Put creamy green bean casserole with fried onion strings on the sidelines, along with candied yams and fatty sausage stuffings. Yams are sweet enough going solo, while string beans are divine steamed and drizzled with sassy lemon vinaigrette.
Be an intrepid chef, experiment with healthier versions of stuffings using multi-grain breads, cholesterol-busting oatmeal, shredded root vegetables, wild or B-complex rich brown rice with dried cranberries and toasted pecans, or aromatic quinoa for an exotic change-up.

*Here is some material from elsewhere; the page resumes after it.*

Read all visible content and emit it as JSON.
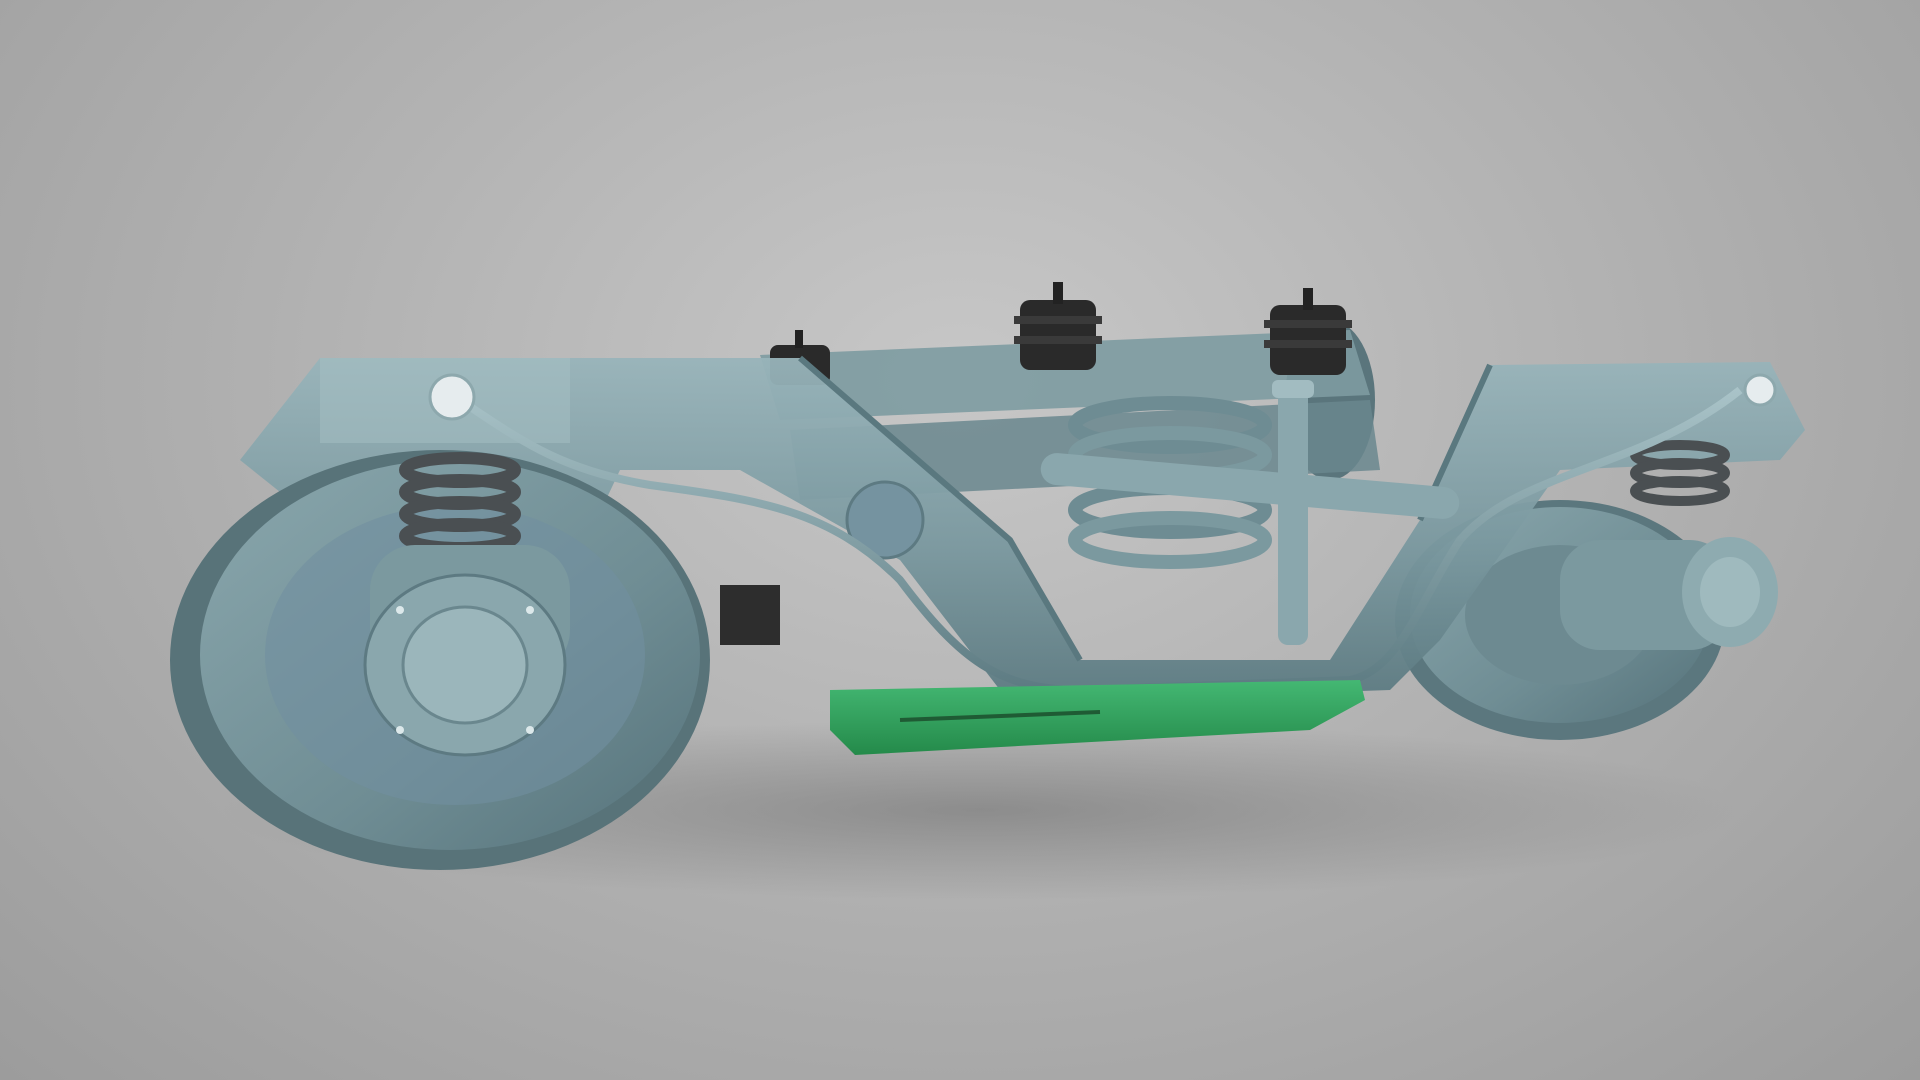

Slim down mashed potatoes blending in Greek yoghurt or goat cheese instead of the bazillion calories from butter and cream, while mushroom gravy trumps traditional fatty giblet.

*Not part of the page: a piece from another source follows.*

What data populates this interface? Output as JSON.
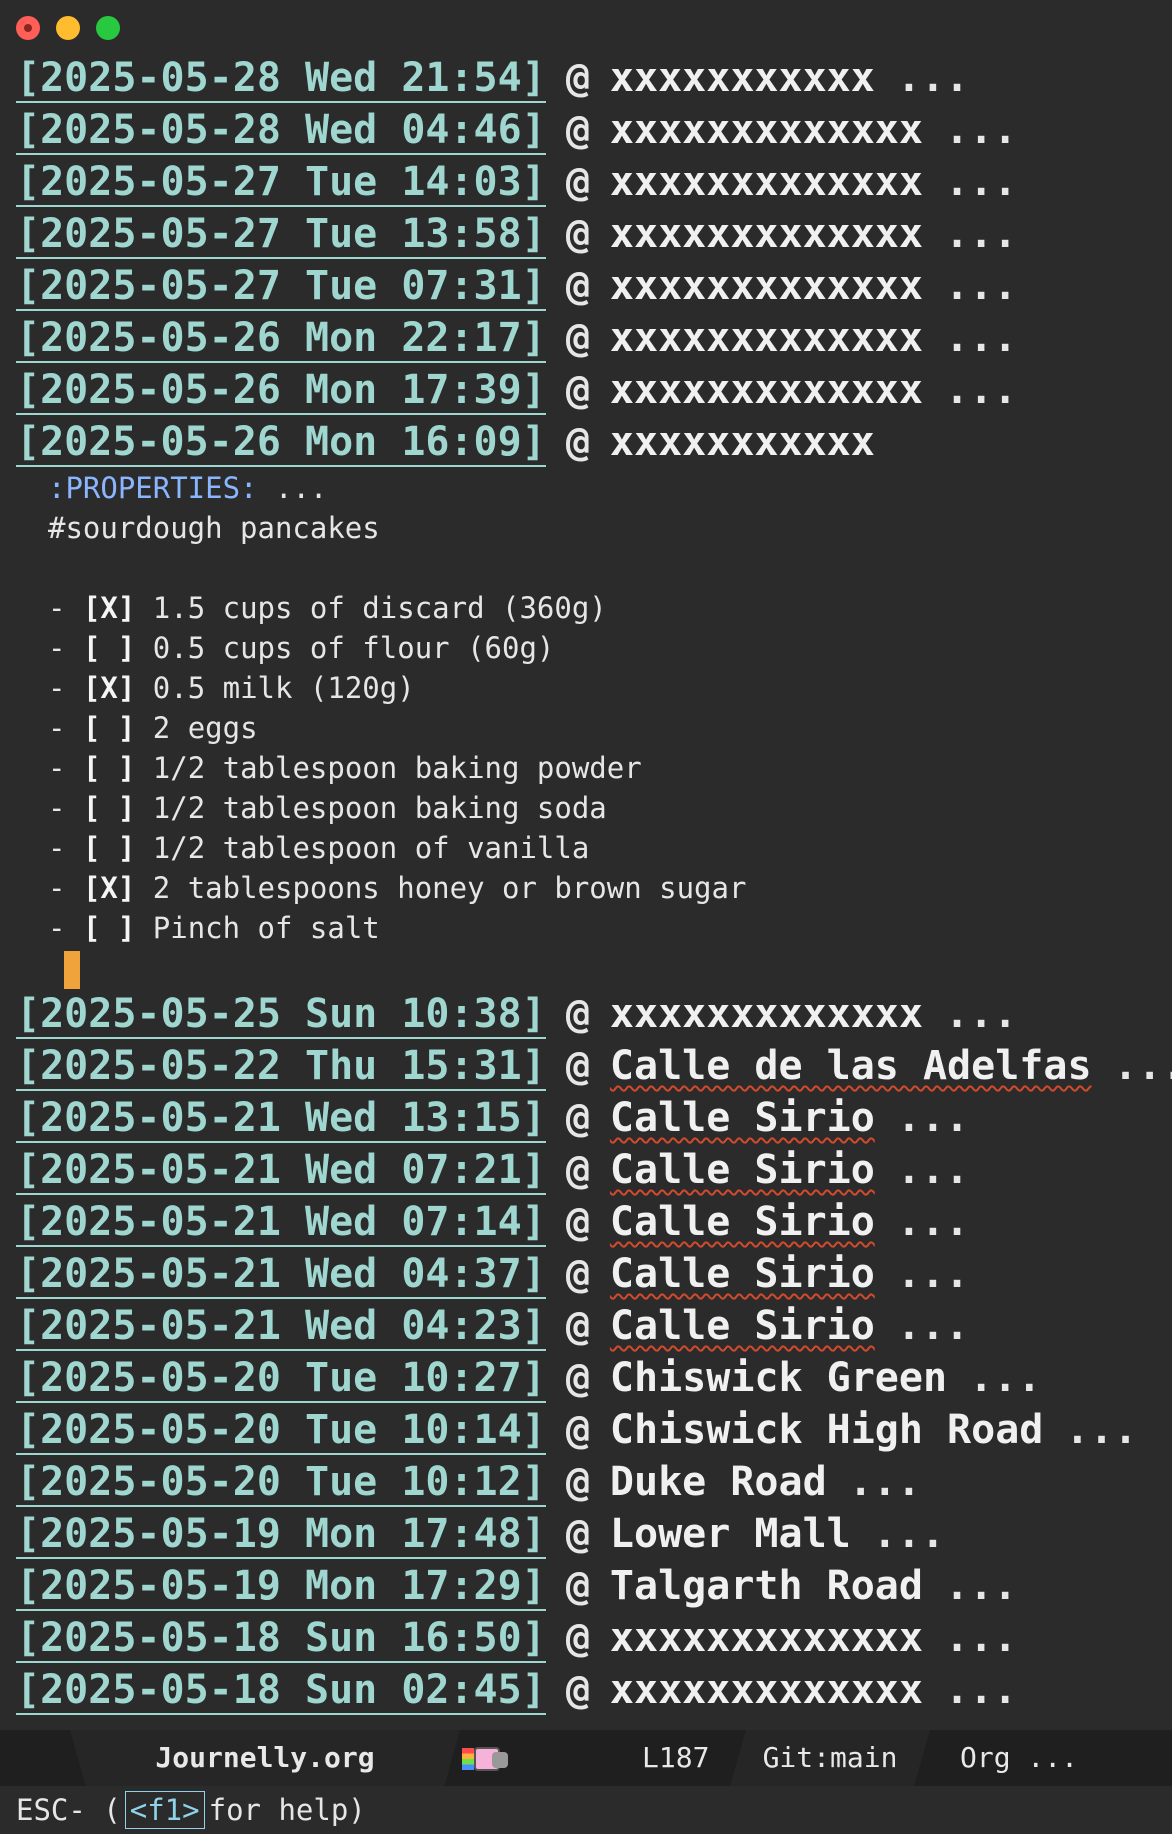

Sugar ‘n’ spice and edible vice
You can guiltlessly indulge in your just desserts with some slimming slights of hand and disappearing acts. Pass on high-fat pecan pie filling for apple, berry and pumpkin, and lose the top crust. A little dab will do you for the whipped cream, or use non-dairy low-fat toppings such as almond, rice or coconut milk. Save Aunt Harriet’s buttery fruit cake for clichéic paperweights, and chuck the Yule log, pannetone, gingerbread cake and marzipan bonbons. Instead, whip up super dark, heart-healthy chocolate treats like walnut brownies packed with mood elevating antioxidants to make all a little mellow, ending the holiday feast on a blissful high.

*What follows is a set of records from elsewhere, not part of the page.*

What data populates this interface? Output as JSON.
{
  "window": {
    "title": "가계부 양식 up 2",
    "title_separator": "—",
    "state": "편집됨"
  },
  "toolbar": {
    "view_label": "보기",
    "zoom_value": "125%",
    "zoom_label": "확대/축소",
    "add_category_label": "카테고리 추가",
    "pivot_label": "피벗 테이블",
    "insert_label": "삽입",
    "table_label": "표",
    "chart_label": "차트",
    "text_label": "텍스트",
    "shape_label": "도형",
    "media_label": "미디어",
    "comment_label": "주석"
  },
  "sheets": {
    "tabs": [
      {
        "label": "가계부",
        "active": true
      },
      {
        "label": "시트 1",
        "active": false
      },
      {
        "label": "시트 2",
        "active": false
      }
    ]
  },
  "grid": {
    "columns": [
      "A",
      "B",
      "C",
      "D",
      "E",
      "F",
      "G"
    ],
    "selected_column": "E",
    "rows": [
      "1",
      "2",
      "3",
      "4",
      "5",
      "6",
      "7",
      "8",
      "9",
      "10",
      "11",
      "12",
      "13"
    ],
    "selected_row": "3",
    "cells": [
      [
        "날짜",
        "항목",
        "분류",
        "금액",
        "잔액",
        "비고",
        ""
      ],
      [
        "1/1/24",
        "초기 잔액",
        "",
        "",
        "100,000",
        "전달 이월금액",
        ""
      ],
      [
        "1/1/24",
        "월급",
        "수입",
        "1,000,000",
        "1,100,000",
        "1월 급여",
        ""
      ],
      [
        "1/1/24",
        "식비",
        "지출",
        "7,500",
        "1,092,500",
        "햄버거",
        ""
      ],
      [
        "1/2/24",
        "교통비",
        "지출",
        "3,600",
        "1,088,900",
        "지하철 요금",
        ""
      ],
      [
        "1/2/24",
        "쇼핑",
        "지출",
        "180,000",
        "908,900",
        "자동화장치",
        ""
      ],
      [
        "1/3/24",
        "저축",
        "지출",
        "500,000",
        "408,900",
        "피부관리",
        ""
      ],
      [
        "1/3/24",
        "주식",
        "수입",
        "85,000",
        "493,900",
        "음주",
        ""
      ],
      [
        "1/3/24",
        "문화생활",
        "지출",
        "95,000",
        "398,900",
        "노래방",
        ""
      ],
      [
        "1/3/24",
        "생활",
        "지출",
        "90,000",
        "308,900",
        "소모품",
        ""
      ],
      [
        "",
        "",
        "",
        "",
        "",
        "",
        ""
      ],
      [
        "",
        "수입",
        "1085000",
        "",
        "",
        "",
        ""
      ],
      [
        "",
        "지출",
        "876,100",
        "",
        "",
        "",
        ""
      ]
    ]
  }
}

Shake, rattle and roll with festive riffs on fattening liquid holiday cheer. Swap out high-cal Chocolate, Pumpkin Pie and Evergreen Martinis for light and lively Spiced Apple, Pomegranate Rosemary or Cranberry Lavender virgins. Replace mulled ciders, buttered rums and eggnogs with refreshing key lime spritzers, hibiscus coconut Cosmopolitans, Grapefruit Mint Mojitos and Mango Ladas, a twist on Pina Coladas with mango chunks, cream of coconut and limes.
Mixed Mushrooms and Wine Sauce
1/2 small red onion, minced
1 pound, assorted mushrooms (oyster, crimini, shiitake, your choice)
2 garlic cloves, minced
1/2 cup vegetable broth
1/4 cup red wine
5 tablespoons olive oil
1 tablespoon Worcestershire sauce
1/4 teaspoon each of turmeric, paprika and thyme
1 tablespoon dried parsley
1 teaspoon dried basil
Dash of ginger, cayenne and sage
Method: In a medium saucepan, heat oil on low and sauté onion, garlic and mushrooms for 2 minutes. Add Worcestershire, herbs and spices, broth and wine. Cover and simmer till mushrooms are tender, about 5 minutes. Puree in blender and refrigerate. Heat before serving.